•5•

57 9 0
                                    

Alarm sesiyle irkilerek uyandım. Minik bir ıslaklık hissiyle uyanmıştım. Hemen elimi telefona atıp takvimi açtım reglime 1.5 hafta vardı ama niye ıslağım anlam veremedim ama aklıma bir seçenek gelmişti ve bu beni çok rahatsız etmişti.

"Yani olamaz di mi alt tarafı bir iç çamaşırlı fotoğraf gördüm ergen gibi cidden ıslak rüya mı gördüm bu çok utanç verici..."

Söylene söylene ilk olarak banyoya gidip sabah rutinimi gerçekleştirdim ve aynı evrene yakarışlarla mutfağa geçip kahve makinasını çalıştırdım. Kahvemi beklerken hava durumuna baktım kafamda Deniz için ve kendim için kombin oluşturdum. Kahvaltıyı hazırlayıp hazırlanmak için giysi odama geçtim. Mavi bir saten gömlek ve pamuklu bol beyaz bir pantalon seçtim saçımı iki taraftan birkaç tutam alıp birleştirip örgüyle gül yaptım altın ve gümüş takılarla kombinimi tamamladım. Şövalyemin odasına adımladım, kapıyı açıp bebeğimi uyandırdım uyanınca bana yine o tatlı gülücüklerini armağan etmişti.
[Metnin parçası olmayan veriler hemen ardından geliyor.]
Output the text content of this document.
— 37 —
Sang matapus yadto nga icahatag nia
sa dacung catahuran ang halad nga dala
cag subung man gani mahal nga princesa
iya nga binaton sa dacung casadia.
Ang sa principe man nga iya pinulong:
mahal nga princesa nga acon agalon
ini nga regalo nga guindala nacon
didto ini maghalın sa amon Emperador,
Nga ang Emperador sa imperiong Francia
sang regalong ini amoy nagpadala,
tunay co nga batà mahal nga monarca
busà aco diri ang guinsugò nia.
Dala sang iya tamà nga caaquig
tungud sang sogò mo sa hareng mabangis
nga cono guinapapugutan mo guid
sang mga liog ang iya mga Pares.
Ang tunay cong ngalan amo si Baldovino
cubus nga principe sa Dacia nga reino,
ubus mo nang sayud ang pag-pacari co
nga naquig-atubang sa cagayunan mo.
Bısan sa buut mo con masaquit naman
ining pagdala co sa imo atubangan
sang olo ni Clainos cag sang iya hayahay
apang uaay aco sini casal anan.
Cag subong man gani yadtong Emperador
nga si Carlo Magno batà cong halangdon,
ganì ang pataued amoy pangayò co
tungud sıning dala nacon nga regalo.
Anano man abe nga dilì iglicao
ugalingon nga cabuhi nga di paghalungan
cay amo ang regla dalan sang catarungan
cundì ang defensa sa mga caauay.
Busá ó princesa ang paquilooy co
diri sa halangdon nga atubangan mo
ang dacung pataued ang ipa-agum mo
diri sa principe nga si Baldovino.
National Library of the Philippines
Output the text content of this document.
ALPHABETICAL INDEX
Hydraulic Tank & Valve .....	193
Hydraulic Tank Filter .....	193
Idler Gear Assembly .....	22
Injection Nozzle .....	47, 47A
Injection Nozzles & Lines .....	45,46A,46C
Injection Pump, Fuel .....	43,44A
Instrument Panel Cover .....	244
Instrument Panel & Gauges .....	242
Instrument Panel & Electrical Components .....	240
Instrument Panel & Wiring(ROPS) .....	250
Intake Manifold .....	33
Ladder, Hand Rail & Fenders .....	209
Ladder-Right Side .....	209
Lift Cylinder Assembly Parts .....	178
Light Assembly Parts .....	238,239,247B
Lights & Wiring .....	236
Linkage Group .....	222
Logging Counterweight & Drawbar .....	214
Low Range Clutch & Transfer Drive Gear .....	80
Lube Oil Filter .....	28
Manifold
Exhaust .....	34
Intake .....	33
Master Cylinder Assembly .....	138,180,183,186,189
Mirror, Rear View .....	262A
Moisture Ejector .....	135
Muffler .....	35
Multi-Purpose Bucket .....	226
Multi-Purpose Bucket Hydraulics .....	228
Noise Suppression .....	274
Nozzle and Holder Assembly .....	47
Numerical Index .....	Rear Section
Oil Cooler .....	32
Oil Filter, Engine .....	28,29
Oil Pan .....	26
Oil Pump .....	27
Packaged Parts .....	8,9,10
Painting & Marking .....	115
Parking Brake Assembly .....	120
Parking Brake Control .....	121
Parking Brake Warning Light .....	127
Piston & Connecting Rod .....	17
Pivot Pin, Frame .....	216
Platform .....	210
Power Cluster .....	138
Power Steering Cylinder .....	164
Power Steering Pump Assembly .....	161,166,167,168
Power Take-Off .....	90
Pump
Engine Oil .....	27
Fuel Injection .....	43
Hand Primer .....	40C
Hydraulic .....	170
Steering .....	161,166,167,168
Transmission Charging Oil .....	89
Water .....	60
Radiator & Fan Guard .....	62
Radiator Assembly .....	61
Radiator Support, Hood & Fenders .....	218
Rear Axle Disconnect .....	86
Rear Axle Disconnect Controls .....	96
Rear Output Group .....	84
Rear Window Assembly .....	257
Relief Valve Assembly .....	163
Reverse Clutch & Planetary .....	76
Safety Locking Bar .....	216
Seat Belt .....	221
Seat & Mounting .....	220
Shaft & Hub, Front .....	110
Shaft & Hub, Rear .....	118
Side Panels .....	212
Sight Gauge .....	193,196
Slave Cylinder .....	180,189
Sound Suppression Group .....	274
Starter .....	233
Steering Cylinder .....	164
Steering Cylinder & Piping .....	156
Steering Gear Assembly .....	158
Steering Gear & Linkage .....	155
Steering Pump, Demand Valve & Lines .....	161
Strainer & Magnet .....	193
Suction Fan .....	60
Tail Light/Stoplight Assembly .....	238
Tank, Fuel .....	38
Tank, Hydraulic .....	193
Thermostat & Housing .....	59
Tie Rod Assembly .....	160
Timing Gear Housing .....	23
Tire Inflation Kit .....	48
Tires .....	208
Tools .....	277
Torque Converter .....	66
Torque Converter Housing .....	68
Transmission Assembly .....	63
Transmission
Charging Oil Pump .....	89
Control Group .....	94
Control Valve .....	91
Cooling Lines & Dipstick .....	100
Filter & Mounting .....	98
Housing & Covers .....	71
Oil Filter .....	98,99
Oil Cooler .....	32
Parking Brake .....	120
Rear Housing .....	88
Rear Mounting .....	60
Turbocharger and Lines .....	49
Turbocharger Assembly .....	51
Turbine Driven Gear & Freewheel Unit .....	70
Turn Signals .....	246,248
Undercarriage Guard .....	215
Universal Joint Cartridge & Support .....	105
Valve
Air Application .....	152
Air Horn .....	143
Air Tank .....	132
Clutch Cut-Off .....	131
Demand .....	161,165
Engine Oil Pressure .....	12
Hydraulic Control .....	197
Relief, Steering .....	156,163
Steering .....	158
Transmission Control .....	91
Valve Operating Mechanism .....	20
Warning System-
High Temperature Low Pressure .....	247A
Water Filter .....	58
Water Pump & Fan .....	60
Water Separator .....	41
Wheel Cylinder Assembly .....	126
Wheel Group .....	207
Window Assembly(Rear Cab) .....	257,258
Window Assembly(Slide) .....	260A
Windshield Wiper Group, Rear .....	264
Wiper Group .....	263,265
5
Deniz ayılmaya çalışırken onun için seçtiğim kıyafetleri dolabından çıkardım ve yanına gittim. Kıyafetlerini giymesine yardım ettikten sonra çantasını uzattım. Hemen gidip en sevdiği oyuncaklardan birini seçti ve çantasına koydu.

"Anneciğim bir kızla arkadaş oldum ismi Seraymış. Onunla çok iyi arkadaş olmak istiyorum."

Kıkırdayıp yanakları al al olmuş olan oğluma baktım sanırım aşk denen büyülü şeyi tadıyor ama ne olduğunu tam kestiremiyor. Deniz'i kucaklayıp mutfağa doğru onunla konuşarak ilerledim.

"...sonra Defne öğretmen dedi ki 'boyalar hepimizin birbirimizden rica ederek almalıyız'..."

Deniz'i sandalyesine oturttum ve en sevdiği bardağa portakal suyu doldurdum. Yerime oturup heyecanla dün anlatamadığı gününü anlatan oğlumun sözünü bitirmesini bekledim.

"Bakıyorum da Defne öğretmenini çok sevmiştim ben de iyi anlamayacaksınız diye çok korktum."

"Evet öğretmenimi çok sevdim çok güzel Sera kadar olmasa da ve annem gibi nazik ve sesi de öyle"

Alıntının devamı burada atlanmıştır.